Reclaiming balance: News, personal, and the #openweb

On the #openweb, we need to be clear about what serves us and what distracts us. There’s a growing tendency to blur the lines between what should be public and what should remain private, and this confusion weakens our social fabric.

At the core of any healthy communication ecosystem, we need two things: news and the personal. These are not the same. They serve different social functions, reflect different truths, and nurture different parts of our communities.

News is about truth-telling. It’s rooted in shared reality and collective witnessing — what Harold Innis might call the durable structures of “truth.”

The personal is about care and context. It’s about opinion, identity, emotional honesty. It builds relational trust — what we might frame as “careness.”

We already have encrypted chat for private and group communication. That’s a separate, secure path, and while important, it’s not the same as what we need for a functioning #openweb. Obsessing over more privacy layers for things that should be either news or care-based expression is a distraction, a misdirection that can end in “perversion” rather than protection.

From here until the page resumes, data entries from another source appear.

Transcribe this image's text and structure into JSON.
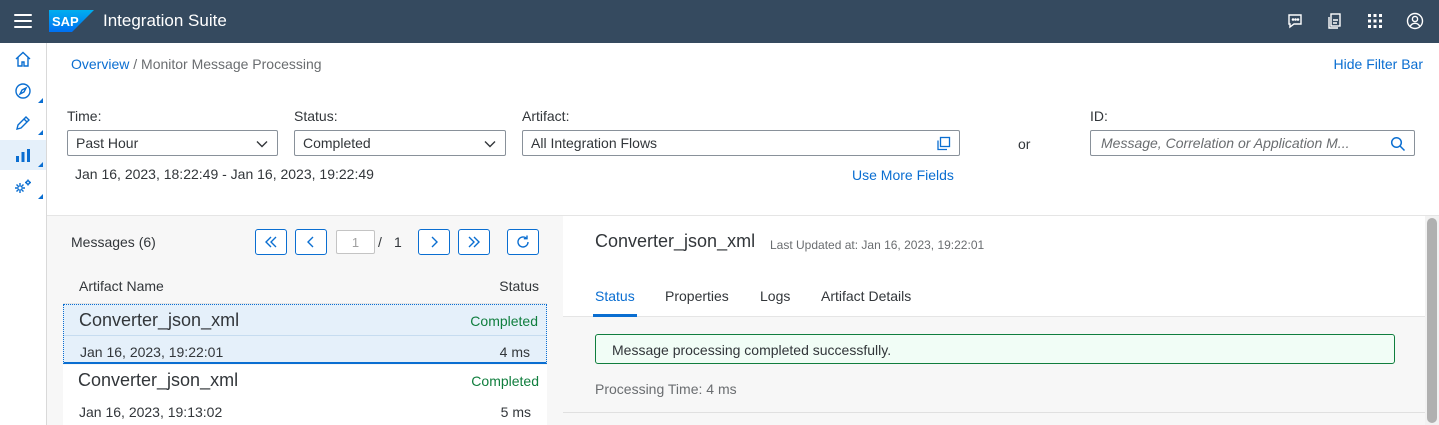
{
  "shell": {
    "logo_text": "SAP",
    "title": "Integration Suite",
    "icons": [
      "feedback-icon",
      "notifications-icon",
      "apps-grid-icon",
      "user-icon"
    ]
  },
  "sidenav": {
    "items": [
      "home-icon",
      "discover-icon",
      "design-icon",
      "monitor-icon",
      "settings-icon"
    ],
    "active": "monitor-icon"
  },
  "breadcrumb": {
    "link": "Overview",
    "separator": "/",
    "current": "Monitor Message Processing"
  },
  "filter": {
    "hide_label": "Hide Filter Bar",
    "time_label": "Time:",
    "time_value": "Past Hour",
    "status_label": "Status:",
    "status_value": "Completed",
    "artifact_label": "Artifact:",
    "artifact_value": "All Integration Flows",
    "id_label": "ID:",
    "id_placeholder": "Message, Correlation or Application M...",
    "or_text": "or",
    "range": "Jan 16, 2023, 18:22:49 - Jan 16, 2023, 19:22:49",
    "more_fields": "Use More Fields"
  },
  "messages": {
    "title": "Messages (6)",
    "page_current": "1",
    "page_sep": "/",
    "page_total": "1",
    "col_name": "Artifact Name",
    "col_status": "Status",
    "rows": [
      {
        "name": "Converter_json_xml",
        "status": "Completed",
        "date": "Jan 16, 2023, 19:22:01",
        "duration": "4 ms"
      },
      {
        "name": "Converter_json_xml",
        "status": "Completed",
        "date": "Jan 16, 2023, 19:13:02",
        "duration": "5 ms"
      }
    ]
  },
  "detail": {
    "title": "Converter_json_xml",
    "last_updated": "Last Updated at: Jan 16, 2023, 19:22:01",
    "tabs": [
      "Status",
      "Properties",
      "Logs",
      "Artifact Details"
    ],
    "active_tab": "Status",
    "status_message": "Message processing completed successfully.",
    "processing_time": "Processing Time: 4 ms"
  },
  "colors": {
    "shell_bg": "#354a5f",
    "accent": "#0a6ed1",
    "success": "#107e3e"
  }
}
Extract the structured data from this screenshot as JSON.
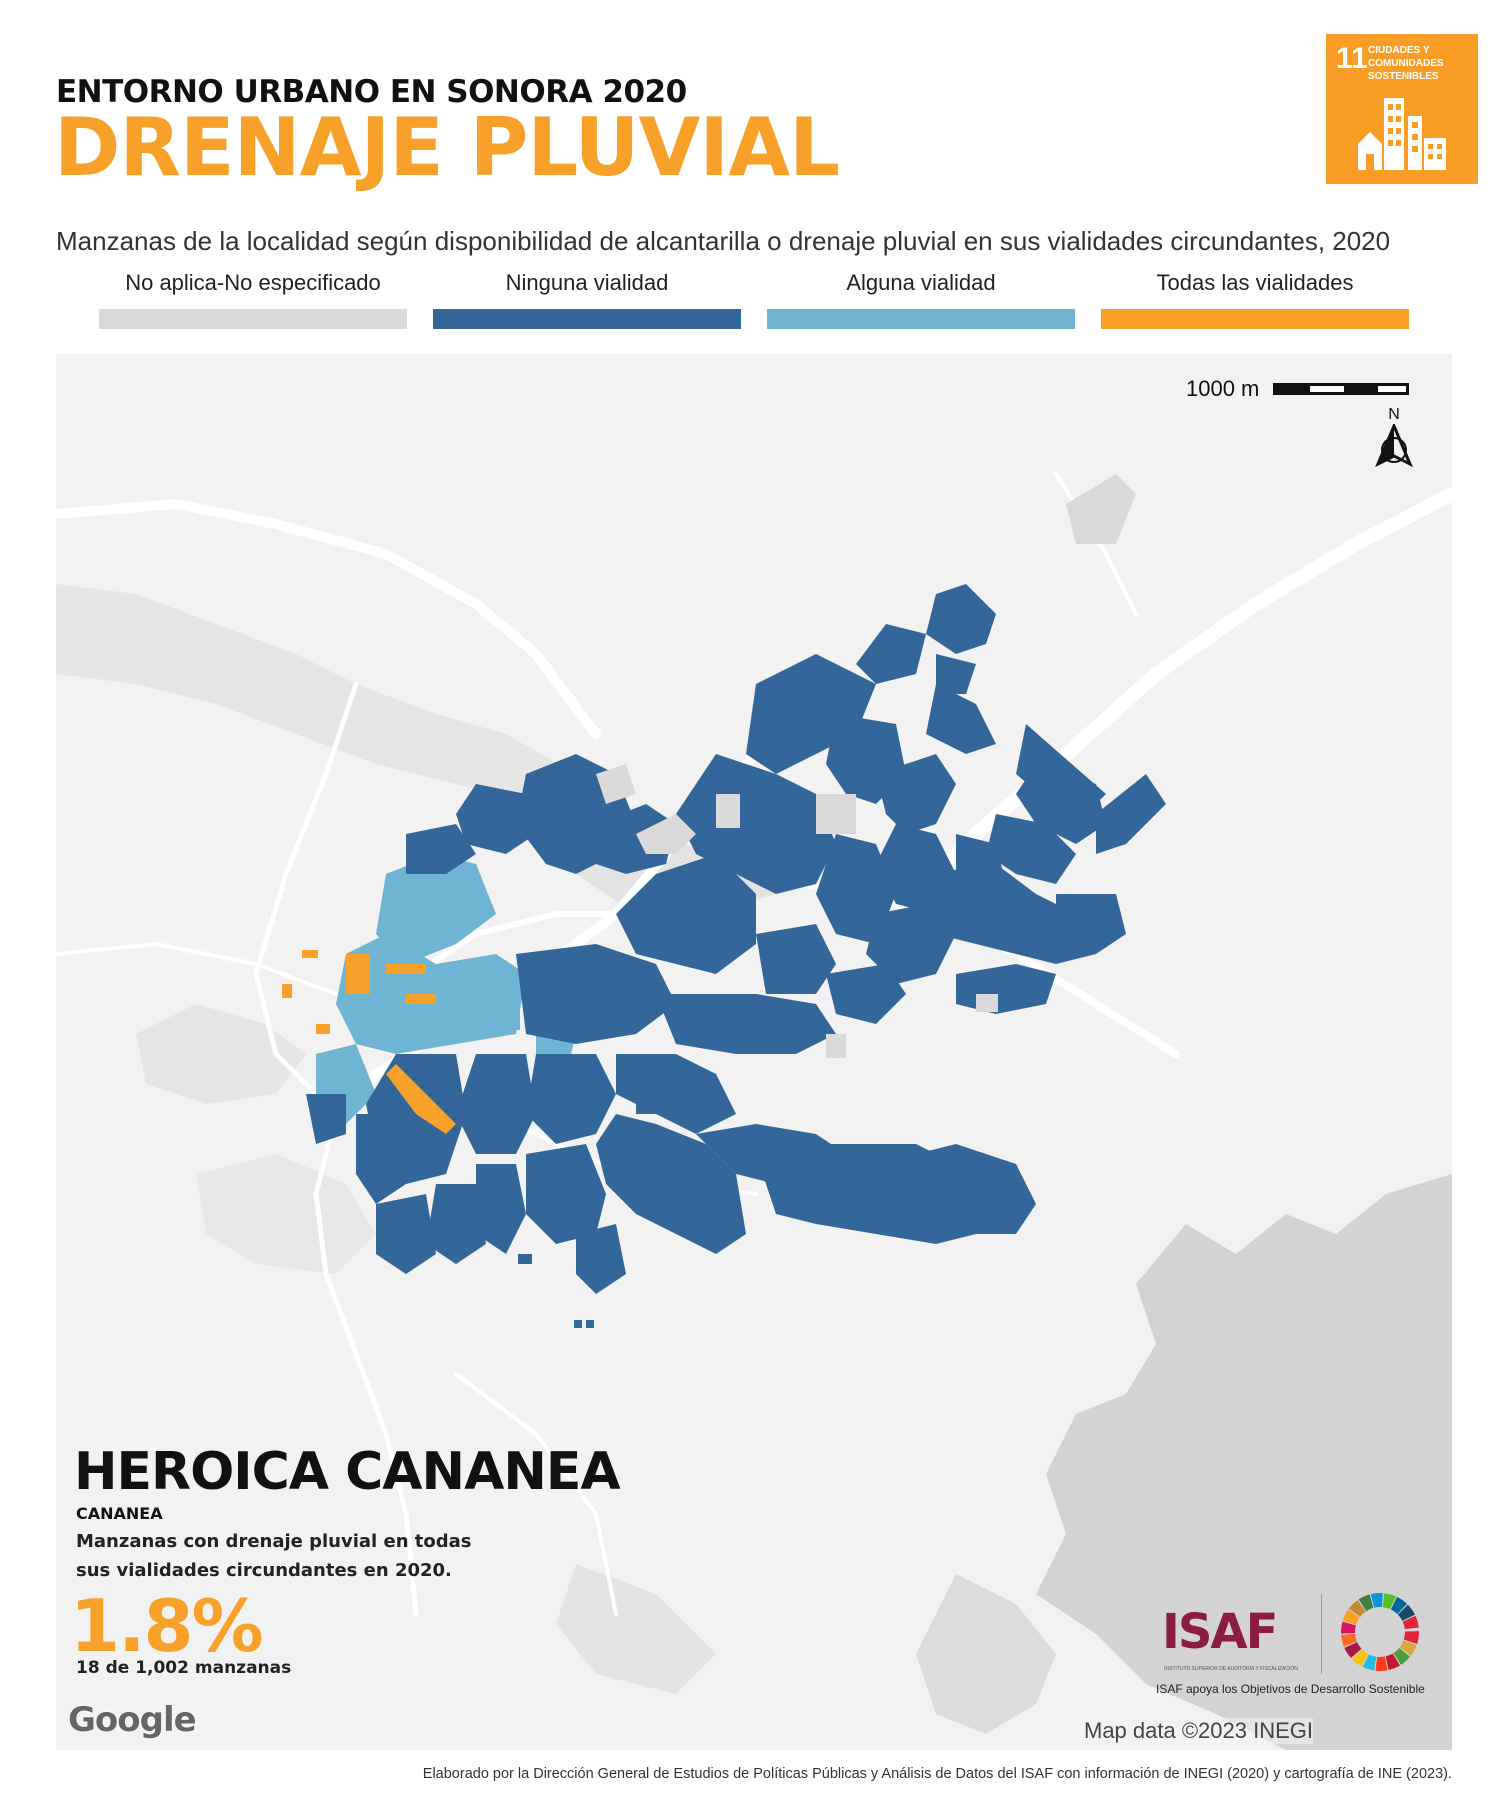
{
  "header": {
    "kicker": "ENTORNO URBANO EN SONORA 2020",
    "title": "DRENAJE PLUVIAL",
    "subtitle": "Manzanas de la localidad según disponibilidad de alcantarilla o drenaje pluvial en sus vialidades circundantes, 2020"
  },
  "sdg_badge": {
    "number": "11",
    "text": "CIUDADES Y COMUNIDADES SOSTENIBLES",
    "color": "#f99d26",
    "icon": "city-buildings-icon"
  },
  "legend": [
    {
      "label": "No aplica-No especificado",
      "color": "#d9d9d9"
    },
    {
      "label": "Ninguna vialidad",
      "color": "#336699"
    },
    {
      "label": "Alguna vialidad",
      "color": "#6fb5d3"
    },
    {
      "label": "Todas las vialidades",
      "color": "#f7a12b"
    }
  ],
  "map": {
    "scale_label": "1000 m",
    "north_label": "N",
    "locality": "HEROICA CANANEA",
    "municipality": "CANANEA",
    "stat_description": "Manzanas con drenaje pluvial en todas sus vialidades circundantes en 2020.",
    "stat_value": "1.8%",
    "stat_count": "18 de 1,002 manzanas",
    "basemap_logo": "Google",
    "attribution": "Map data ©2023 INEGI"
  },
  "branding": {
    "isaf_logo": "ISAF",
    "isaf_fullname": "INSTITUTO SUPERIOR DE AUDITORÍA Y FISCALIZACIÓN",
    "isaf_caption": "ISAF apoya los Objetivos de Desarrollo Sostenible",
    "sdg_wheel_icon": "sdg-wheel-icon"
  },
  "credits": "Elaborado por la Dirección General de Estudios de Políticas Públicas y Análisis de Datos del ISAF con información de INEGI (2020) y cartografía de INE (2023)."
}
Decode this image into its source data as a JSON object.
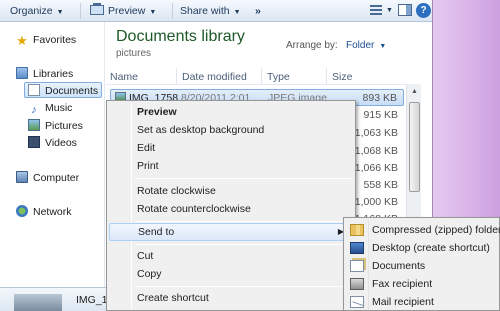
{
  "toolbar": {
    "organize": "Organize",
    "preview": "Preview",
    "share_with": "Share with",
    "more": "»"
  },
  "nav": {
    "favorites": "Favorites",
    "libraries": "Libraries",
    "documents": "Documents",
    "music": "Music",
    "pictures": "Pictures",
    "videos": "Videos",
    "computer": "Computer",
    "network": "Network"
  },
  "library": {
    "title": "Documents library",
    "subtitle": "pictures",
    "arrange_label": "Arrange by:",
    "arrange_value": "Folder"
  },
  "columns": {
    "name": "Name",
    "date_modified": "Date modified",
    "type": "Type",
    "size": "Size"
  },
  "files": [
    {
      "name": "IMG_1758",
      "date": "8/20/2011 2:01 ...",
      "type": "JPEG image",
      "size": "893 KB"
    },
    {
      "name": "",
      "date": "",
      "type": "",
      "size": "915 KB"
    },
    {
      "name": "",
      "date": "",
      "type": "",
      "size": "1,063 KB"
    },
    {
      "name": "",
      "date": "",
      "type": "",
      "size": "1,068 KB"
    },
    {
      "name": "",
      "date": "",
      "type": "",
      "size": "1,066 KB"
    },
    {
      "name": "",
      "date": "",
      "type": "",
      "size": "558 KB"
    },
    {
      "name": "",
      "date": "",
      "type": "",
      "size": "1,000 KB"
    },
    {
      "name": "",
      "date": "",
      "type": "",
      "size": "1,168 KB"
    }
  ],
  "details": {
    "name": "IMG_17"
  },
  "context_menu": {
    "preview": "Preview",
    "set_background": "Set as desktop background",
    "edit": "Edit",
    "print": "Print",
    "rotate_cw": "Rotate clockwise",
    "rotate_ccw": "Rotate counterclockwise",
    "send_to": "Send to",
    "cut": "Cut",
    "copy": "Copy",
    "create_shortcut": "Create shortcut"
  },
  "send_to_menu": {
    "zip": "Compressed (zipped) folder",
    "desktop": "Desktop (create shortcut)",
    "documents": "Documents",
    "fax": "Fax recipient",
    "mail": "Mail recipient"
  },
  "colors": {
    "library_title": "#1e5a2a",
    "selection": "#cde4fb",
    "window_frame": "#d9b2e8"
  }
}
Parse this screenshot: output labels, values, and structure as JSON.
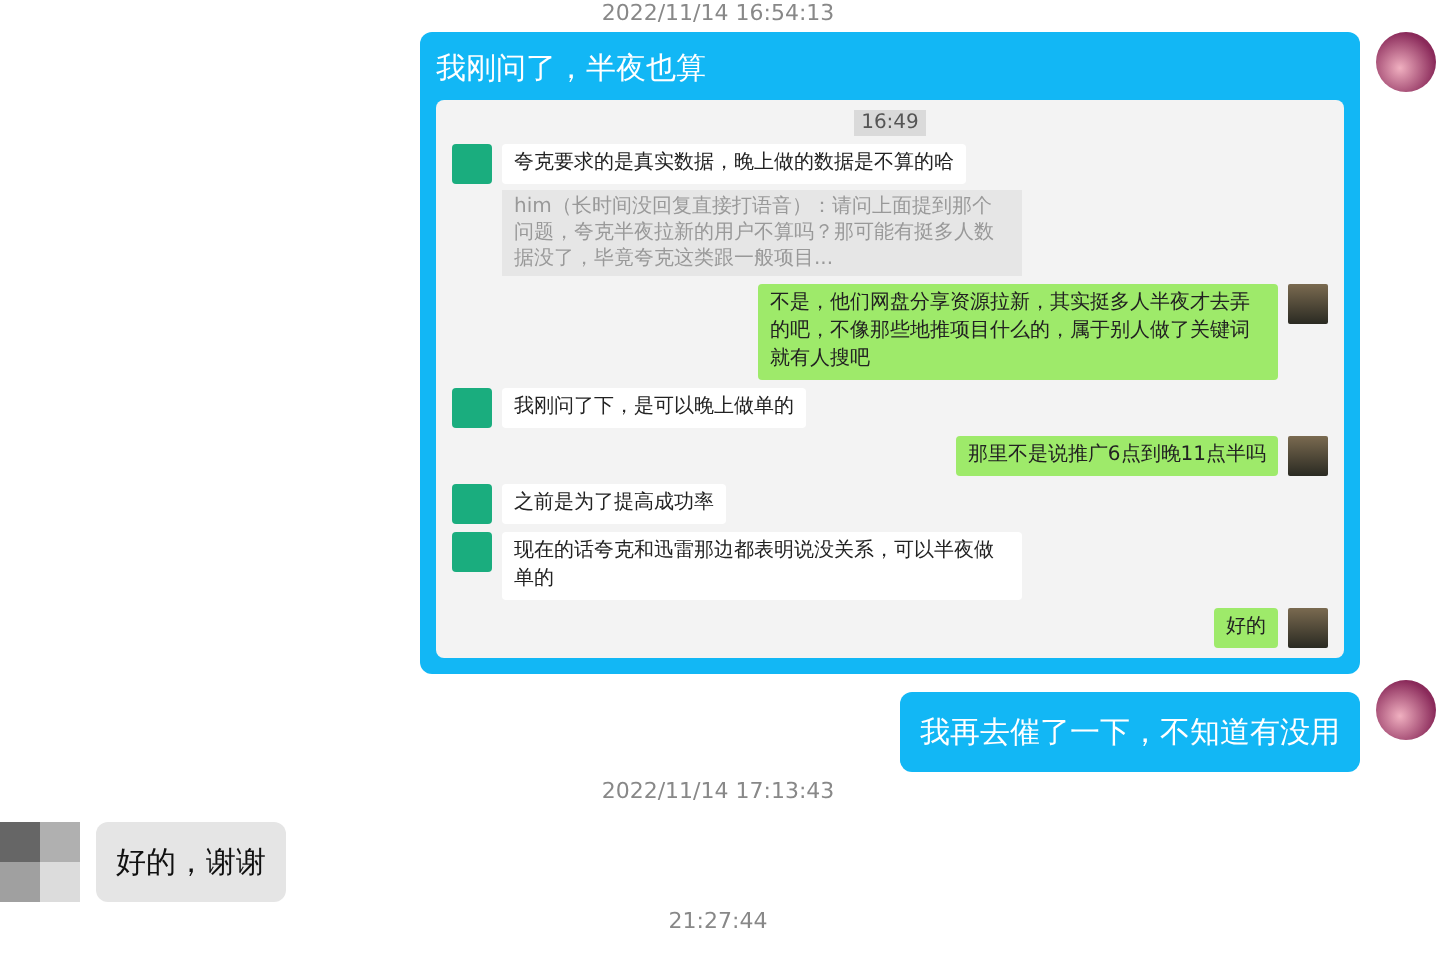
{
  "messages": [
    {
      "kind": "time",
      "text": "2022/11/14 16:54:13"
    },
    {
      "kind": "screenshot",
      "outgoing": true,
      "text": "我刚问了，半夜也算",
      "screenshot": {
        "time": "16:49",
        "messages": [
          {
            "outgoing": false,
            "text": "夸克要求的是真实数据，晚上做的数据是不算的哈",
            "quote": "him（长时间没回复直接打语音）：请问上面提到那个问题，夸克半夜拉新的用户不算吗？那可能有挺多人数据没了，毕竟夸克这类跟一般项目..."
          },
          {
            "outgoing": true,
            "text": "不是，他们网盘分享资源拉新，其实挺多人半夜才去弄的吧，不像那些地推项目什么的，属于别人做了关键词就有人搜吧"
          },
          {
            "outgoing": false,
            "text": "我刚问了下，是可以晚上做单的"
          },
          {
            "outgoing": true,
            "text": "那里不是说推广6点到晚11点半吗"
          },
          {
            "outgoing": false,
            "text": "之前是为了提高成功率"
          },
          {
            "outgoing": false,
            "text": "现在的话夸克和迅雷那边都表明说没关系，可以半夜做单的"
          },
          {
            "outgoing": true,
            "text": "好的"
          }
        ]
      }
    },
    {
      "kind": "text",
      "outgoing": true,
      "text": "我再去催了一下，不知道有没用"
    },
    {
      "kind": "time",
      "text": "2022/11/14 17:13:43"
    },
    {
      "kind": "text",
      "outgoing": false,
      "text": "好的，谢谢"
    },
    {
      "kind": "time",
      "text": "21:27:44"
    }
  ]
}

In open paths, the real work is in getting these paths right: Truth (news): Verifiable, public, shared. Careness (personal): Subjective, relational, shared in context. Private: Not hidden in fear, but chosen with intention, things you don’t yet feel safe sharing publicly, and that’s okay.

Then we have a different story of working in closed paths, I don’t talk about this here as it’s not native to the #openweb and a wider subject. How we express ourselves along these paths matters. If we confuse them, we break the signal-to-noise ratio that holds #openweb communities together. But if we learn to respect their distinct roles and values, we can build something meaningful, a space where truth, care, and privacy each have their place.

Let’s keep the balance. Let’s compost the noise, not the signal.